Normalement on ne va pas au Louvre pour voir des tableaux impressionnistes, puisque les collections nationales des oeuvres de la deuxième moitié du 19e siècle se trouvent de l’autre côté de la Seine, à Orsay. Néanmoins, il faut bien que quelques exceptions viennent confirmer la règle. C’est ainsi qu’au deuxième étage du pavillon Sully, le département des peintures françaises du Louvre présente un bel ensemble de Renoir, Sisley, Degas, Jongkind, Boudin, Cézanne, Pissarro, Toulouse-Lautrec, et trois Monet.

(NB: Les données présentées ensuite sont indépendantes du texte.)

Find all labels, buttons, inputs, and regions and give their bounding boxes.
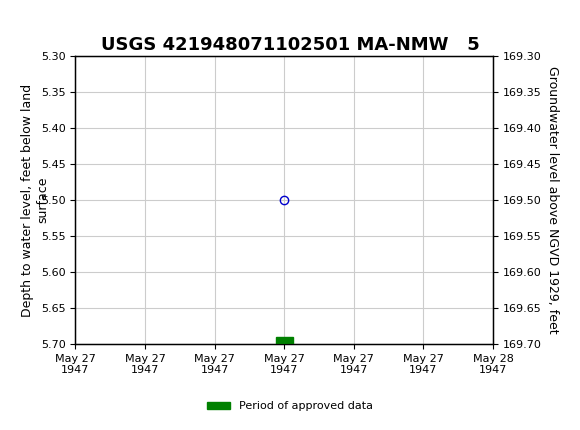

Il s’agit de la donation Hélène et Victor Lyon, entrée dans les collections du Louvre en 1977. Comme souvent, une condition requise était de ne pas séparer les tableaux de la donation. C’est ainsi que les Canaletto et les Guardi se retrouvent parmi les peintures françaises, et que les impressionnistes rigolent sous cape, en se demandant un peu ce qu’ils font là.
L’intégralité de cette donation, et d’ailleurs l’intégralité des oeuvres exposées au Louvre peut être visualisée en ligne, grâce à la base Atlas, qui présente 30.000 oeuvres. C’est colossal, si bien qu’il est compréhensible que les fiches laissent un peu l’internaute sur sa faim.
J’aurais aimé en savoir plus, par exemple, sur les raisons des pérégrinations des Monet, qui sont allés faire un tour à Orsay en 1986 avant de revenir dans le giron du Louvre. Avoir des précisions sur les techniques employées – quels sont les trois pastels qui imposent la pénombre ? Et pourquoi cet accrochage à deux niveaux, qui rend les toiles reléguées au-dessus bien difficiles à admirer ?
Les Monet ne souffrent pas de ce traitement. Ils sont exposés à hauteur des yeux. Trois paysages de neige, et rien d’autre, c’est assez étonnant.
Le premier chronologiquement est celui du milieu, peint début 1867 à Honfleur, la Route devant la ferme Saint-Siméon. C’est aussi le plus grand. De chaque côté, deux vues de la Seine charriant des glaçons font pendant. A gauche, une vue prise à Bougival à la fin de cette même année 1867, Glaçons sur la Seine à Bougival. A droite, la Débâcle près de Vétheuil en 1880.
Une lumière assez proche baigne les trois tableaux, une lumière grise de ciel couvert. Mais l’évolution de la manière de Monet en treize ans est stupéfiante. En 1867, c’est une jeune homme de vingt-six ans qui peint des tableaux où un certain calme règne. A Vétheuil en 1880, Monet est devenu un peintre accompli, riche d’années de recherche et d’expérience impressionniste. La toile vibre sous les coups de brosse, dégageant une incroyable énergie, celle du fleuve en crue et celle de Monet électrisé par le spectacle.
Ces oeuvres magnifiques mériteraient davantage de publicité… la lumière est tout à fait unique.